– Обещала у сэрэду дать и сзаду и спэрэду. Я пришёл – тэбэ нэма. Пидманула, пидвила. Целовалась девка с милым вертолётчиком Гаврилом. Целовалась бы ишшо, да болит влагалишшо. Всё, дорогие Васи. На меня подействовало ваша водка дурацкая.
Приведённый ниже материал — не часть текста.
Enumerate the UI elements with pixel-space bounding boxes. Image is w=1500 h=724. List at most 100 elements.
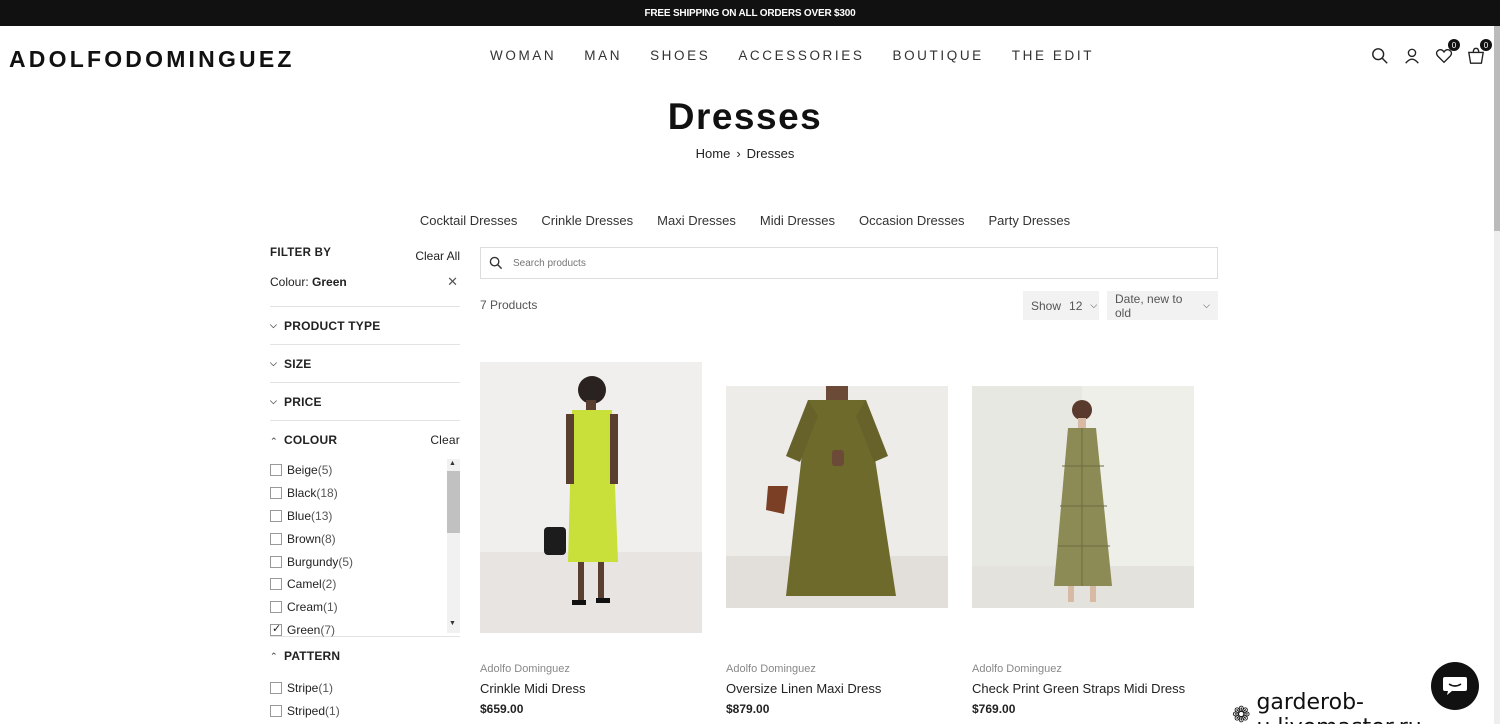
option-count: (1) xyxy=(325,704,340,719)
subcat-party[interactable]: Party Dresses xyxy=(989,213,1071,228)
clear-all-button[interactable]: Clear All xyxy=(415,249,460,263)
brand-logo[interactable]: ADOLFODOMINGUEZ xyxy=(9,46,295,73)
filter-product-type-label: PRODUCT TYPE xyxy=(284,318,381,333)
checkbox[interactable] xyxy=(270,487,282,500)
subcat-crinkle[interactable]: Crinkle Dresses xyxy=(541,213,633,228)
colour-list-scrollbar[interactable]: ▲ ▼ xyxy=(447,459,460,633)
checkbox[interactable] xyxy=(270,705,282,718)
checkbox[interactable] xyxy=(270,509,282,522)
product-name[interactable]: Check Print Green Straps Midi Dress xyxy=(972,681,1185,696)
filter-price[interactable]: ⌵ PRICE xyxy=(270,383,460,421)
chevron-right-icon: › xyxy=(736,146,741,161)
search-icon[interactable] xyxy=(1370,46,1390,66)
colour-option[interactable]: Camel (2) xyxy=(270,573,460,596)
option-count: (7) xyxy=(320,622,336,637)
product-count: 7 Products xyxy=(480,298,538,312)
checkbox[interactable] xyxy=(270,464,282,477)
account-icon[interactable] xyxy=(1402,46,1422,66)
pattern-option[interactable]: Striped (1) xyxy=(270,700,460,723)
chevron-up-icon: ⌃ xyxy=(270,436,278,446)
filter-by-label: FILTER BY xyxy=(270,247,332,259)
product-brand: Adolfo Dominguez xyxy=(726,663,816,675)
scroll-down-icon[interactable]: ▼ xyxy=(449,620,456,627)
colour-option[interactable]: Blue (13) xyxy=(270,505,460,528)
watermark-text: garderob-u.livemaster.ru xyxy=(1256,690,1421,724)
page-scrollbar[interactable] xyxy=(1494,26,1500,724)
subcat-cocktail[interactable]: Cocktail Dresses xyxy=(420,213,518,228)
product-image[interactable] xyxy=(726,386,948,608)
filter-pattern[interactable]: ⌃ PATTERN xyxy=(270,637,460,675)
colour-option[interactable]: Brown (8) xyxy=(270,527,460,550)
filter-product-type[interactable]: ⌵ PRODUCT TYPE xyxy=(270,307,460,345)
nav-man[interactable]: MAN xyxy=(584,48,622,63)
option-count: (1) xyxy=(318,681,334,696)
show-value: 12 xyxy=(1069,298,1083,313)
checkbox[interactable] xyxy=(270,601,282,614)
active-filter-label: Colour: xyxy=(270,275,309,289)
pattern-options: Stripe (1) Striped (1) xyxy=(270,677,460,723)
subcat-occasion[interactable]: Occasion Dresses xyxy=(859,213,964,228)
option-label: Striped xyxy=(287,704,326,719)
chevron-up-icon: ⌃ xyxy=(270,650,278,661)
colour-option[interactable]: Beige (5) xyxy=(270,459,460,482)
option-count: (18) xyxy=(316,486,338,501)
product-name[interactable]: Oversize Linen Maxi Dress xyxy=(726,681,881,696)
breadcrumb: Home › Dresses xyxy=(0,146,1490,161)
show-label: Show xyxy=(1031,298,1062,313)
option-count: (1) xyxy=(323,600,338,615)
breadcrumb-home[interactable]: Home xyxy=(696,146,731,161)
filter-sidebar: FILTER BY Clear All Colour: Green ✕ ⌵ PRO… xyxy=(270,244,460,723)
show-per-page-select[interactable]: Show 12 ⌵ xyxy=(1023,291,1099,320)
product-image[interactable] xyxy=(972,386,1194,608)
checkbox[interactable] xyxy=(270,578,282,591)
product-price: $879.00 xyxy=(726,702,770,716)
wishlist-icon[interactable]: 0 xyxy=(1434,39,1460,66)
remove-filter-icon[interactable]: ✕ xyxy=(447,274,458,290)
subcat-midi[interactable]: Midi Dresses xyxy=(760,213,835,228)
cart-icon[interactable]: 0 xyxy=(1466,39,1492,66)
product-name[interactable]: Crinkle Midi Dress xyxy=(480,681,585,696)
scroll-up-icon[interactable]: ▲ xyxy=(449,460,456,467)
subcat-maxi[interactable]: Maxi Dresses xyxy=(657,213,736,228)
colour-option[interactable]: Green(7) xyxy=(270,619,460,642)
nav-the-edit[interactable]: THE EDIT xyxy=(1012,48,1094,63)
filter-colour[interactable]: ⌃ COLOUR Clear xyxy=(270,421,460,459)
chevron-down-icon: ⌵ xyxy=(1090,300,1098,310)
active-filter: Colour: Green ✕ xyxy=(270,274,460,307)
breadcrumb-current: Dresses xyxy=(746,146,795,161)
subcategory-links: Cocktail Dresses Crinkle Dresses Maxi Dr… xyxy=(0,213,1490,228)
nav-boutique[interactable]: BOUTIQUE xyxy=(892,48,983,63)
sort-select[interactable]: Date, new to old ⌵ xyxy=(1107,291,1218,320)
checkbox[interactable] xyxy=(270,532,282,545)
scrollbar-thumb[interactable] xyxy=(447,471,460,533)
chevron-down-icon: ⌵ xyxy=(270,320,278,330)
colour-option[interactable]: Burgundy (5) xyxy=(270,550,460,573)
product-image[interactable] xyxy=(480,362,702,633)
chevron-down-icon: ⌵ xyxy=(1203,300,1210,310)
pattern-option[interactable]: Stripe (1) xyxy=(270,677,460,700)
colour-option[interactable]: Black (18) xyxy=(270,482,460,505)
option-label: Burgundy xyxy=(287,554,339,569)
option-count: (5) xyxy=(338,554,354,569)
active-filter-value: Green xyxy=(312,275,347,289)
search-input[interactable] xyxy=(513,257,1113,269)
option-count: (13) xyxy=(311,508,333,523)
search-icon xyxy=(489,256,503,270)
colour-clear-button[interactable]: Clear xyxy=(430,433,460,447)
product-price: $769.00 xyxy=(972,702,1016,716)
filter-price-label: PRICE xyxy=(284,394,322,409)
checkbox[interactable] xyxy=(270,555,282,568)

Пора спать, а то сопьюсь с вами, с алкашами!

Он доскрёб холодную кашу из котелка, ужасно облизнул ложку по самую ручку, хотел залить котелок водой, чтоб остатки не присыхали, передумал и выкинул котелок за дверь:

– Медведь оближет! Представь, каково ему там щас одному, бедолаге, голодному, без печки. Бр-р! Миша, кис-кис! Хочешь кашки?

Постелил одеяло, затушил свечку со своей стороны стола и завалился на нары со словами:

– Вот где кайф-то!

– Сюда бы бабу ещё, тогда был бы полный кайф, – со знанием дела пробурчал Вася, набулькал себе спирт из фляжки, выпил, прочувствовал, доел мясо, потушил свою свечку и тоже лёг.

Потрескивание дров в печи разрушало абсолютную тишину. На потолке и стенах плясали отсветы, навевая в души грёзы и воспоминания. Впрочем, каждому свои.

– Вот прошлый год мы ходили! Это был март! На этой наре мы с Лилькой досками скрипим, а на той, где ты – Андрюха с этой… забыл как звать. Неважно. Целую неделю полноценно отдыхали. Слабо три раза не вытаскивая? Я потом на Лильку месяц смотреть не мог, так объелся. И как только нары не развалились от таких плясок? А спелеологи как упёрлись в свои пещеры, так через пять дней только пришли. В глине все, как черти! Довольные! Каждый по своим дыркам прикалывался. Приеду домой, Валя, сразу на Нинку залезу, а потом уже лыжи и рюкзак сниму.

– Ты её так раздавишь, – сквозь сон заметил собеседник.

– Ну да! – Вася даже встрепенулся от такого вопиющего невежества. – Бабы, они как клещи: хрен ты их чем раздавишь! Только в отличие от клещей кусают круглый год. Я однажды махался с одной. В ней весу – не поверишь! – сорок килограмм вместе с бигудями. Вылитая моя бабка в двадцать восьмом году! В мой рюкзак две таких влезло бы! Так я от неё еле уполз! Чуть не умер с переёба, а ей хоть бы чуть. Хи-хи да ха-ха. Хочешь – на, не хочешь – всё равно на. Как от чумы потом от этой сикалявки бегал. Спишь? Ну, спи. И зачем я от неё, дурак, бегал? Сюда бы сейчас эту чумку. Неужели, Валь, мы бы с тобой её вдвоём не уработали?

Вася долго прикидывал, потом вздохнул:

– Нет, не уработали бы. Это тебе, Валь, не на лыжах чемпионаты выигрывать. Тут никакого здоровья не хватит. Знаешь, какое самое страшное слово для мужика? «Ещё!» Слушай, ты про баб чё-то ничего не рассказал. Про финночек и вообще. Не поверю, чтоб съездить за границу и не одной мадамы там не попробовать. Зачем тогда вообще туда ездить?

Не дождавшись ответа, он ещё покурил, нездорово поворочался, повздыхал, посетовал: «Надо баюшки, раз нет ебаюшки!», и, наконец, утих. И даже не слышал, как друг ночью дважды подбрасывал дрова в печь и, стуча зубами, не мог попасть ногой в рукав фуфайки, решив спьяну, что это штаны.

Валя проснулся поздно. Было уже светло. Приподнялся на локте, увидел несчастную Васину морду и пособолезновал:

– Что, бабы так и нет? У тебя вид, будто вниз лицом неделю спал.

– Тебе шутки, а я, кажется, тоже заболел. Курить не могу, башка трещит.

– Может, с похмелья?

– Какое похмелье! Что пил, что газету читал.

Валя полежал минуту, просыпаясь, потом встал.

– А я себя нормально чувствую. Пить только хочется. И чем тебя лечить?

– Раз ты вчера не помер, то тем же: две таблетки, баня и водка. Эх, бабу бы ещё в баню. Валь, почему ты не баба?

Выздоровевший Валя с удовольствием взялся за дела. Растопил печь, достал бич-пакет с пшенной кашей и сгущёнку.